Standard cochlear transmitters collect data from a receiving device mounted behind the ear and then use digital pulse-modulation through the skull and jaw bones to an implanted array inside the cochlea. (Both conductive and sensorineural hearing devices are undergoing continual refinements and design updates, however.) Detailed listening of speech can function through the normal hearing process while binaural beats are less precise and require less detailed attention. Studies are in process to define and determine signal octaves and variations on beat spread for optimum improvements.

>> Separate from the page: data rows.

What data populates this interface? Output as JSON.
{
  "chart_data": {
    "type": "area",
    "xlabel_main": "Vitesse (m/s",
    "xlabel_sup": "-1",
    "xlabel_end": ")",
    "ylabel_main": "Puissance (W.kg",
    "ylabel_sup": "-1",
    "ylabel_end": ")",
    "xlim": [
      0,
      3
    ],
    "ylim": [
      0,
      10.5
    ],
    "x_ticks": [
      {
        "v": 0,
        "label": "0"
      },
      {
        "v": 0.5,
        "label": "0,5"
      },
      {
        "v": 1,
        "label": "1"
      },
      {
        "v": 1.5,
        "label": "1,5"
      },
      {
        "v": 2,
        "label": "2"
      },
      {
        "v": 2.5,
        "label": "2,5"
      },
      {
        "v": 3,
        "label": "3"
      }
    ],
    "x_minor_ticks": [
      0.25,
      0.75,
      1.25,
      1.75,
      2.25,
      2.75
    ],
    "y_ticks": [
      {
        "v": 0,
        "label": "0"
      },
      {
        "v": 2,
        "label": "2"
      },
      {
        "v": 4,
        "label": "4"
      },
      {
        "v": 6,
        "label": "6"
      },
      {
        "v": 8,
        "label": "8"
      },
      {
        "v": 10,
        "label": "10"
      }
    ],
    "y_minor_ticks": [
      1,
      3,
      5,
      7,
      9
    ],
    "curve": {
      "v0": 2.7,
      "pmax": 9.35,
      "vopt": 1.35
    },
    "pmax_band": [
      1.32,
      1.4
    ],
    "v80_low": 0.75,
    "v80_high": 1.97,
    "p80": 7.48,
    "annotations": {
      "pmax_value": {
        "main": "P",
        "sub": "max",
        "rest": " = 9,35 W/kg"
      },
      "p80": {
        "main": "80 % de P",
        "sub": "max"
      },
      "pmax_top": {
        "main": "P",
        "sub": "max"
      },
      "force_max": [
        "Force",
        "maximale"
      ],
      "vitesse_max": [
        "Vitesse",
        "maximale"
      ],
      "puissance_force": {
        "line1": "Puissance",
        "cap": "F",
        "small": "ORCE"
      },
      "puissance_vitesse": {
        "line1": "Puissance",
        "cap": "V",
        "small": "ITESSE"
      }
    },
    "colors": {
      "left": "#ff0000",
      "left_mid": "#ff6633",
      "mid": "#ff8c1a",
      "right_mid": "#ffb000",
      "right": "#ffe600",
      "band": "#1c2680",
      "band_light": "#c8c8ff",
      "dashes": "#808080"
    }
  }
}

Currently, a binaural cochlear design for Parkinson’s relief is being tested without the need for implants inside the cochlea. Bone-conductive hearing-assist devices that look like headbands also provide audio entertainment assistance for sporting events or watching TV. Bone-conductive headbands can be designed to receive the binaural signal pair and transmit separate beats to each side of the skull with little medical intervention or cochlear surgery. The new bone-conduction technology creates the vibrations and transmits sound through the bones of the patient’s face directly to the inner ear.
Quality of Life
Results for Parkinson’s tremor and sensory relief is being tested with volunteer patients. Early indicators suggest that there are significant mood improvements that assist in the quality of life for the patients testing the devices. Previous studies have shown that beat separation can relieve the random neurological firing that causes anxiety-based tremor and instability. A more popular approach may be to offer sets of hearing aids built to process binaural beat-based music into patient’s ears. A binaural beat generator can operate similar to bone conduction but with less equipment. Advanced hearing aids can process background music received on Bluetooth wavelengths and control the audio level at approximately 15 percent, simultaneously with amplification for voice and outside sounds at an 85 percent level. At least one hearing aid company currently features binaural hearing systems for focused signal reception with noise attenuation from other areas in the room. Binaural beat hearing aid systems would readily adapt to daily living. Challenges being studied include:
How long will one binaural beats set assist Parkinson’s patients in reducing neural anxiety?
Will a control paddle be needed continuously?
Will beats be effective over long periods?
These and other questions need clinical and practical testing to achieve a more effective way of sustaining the quality of life of Parkinson’s patients.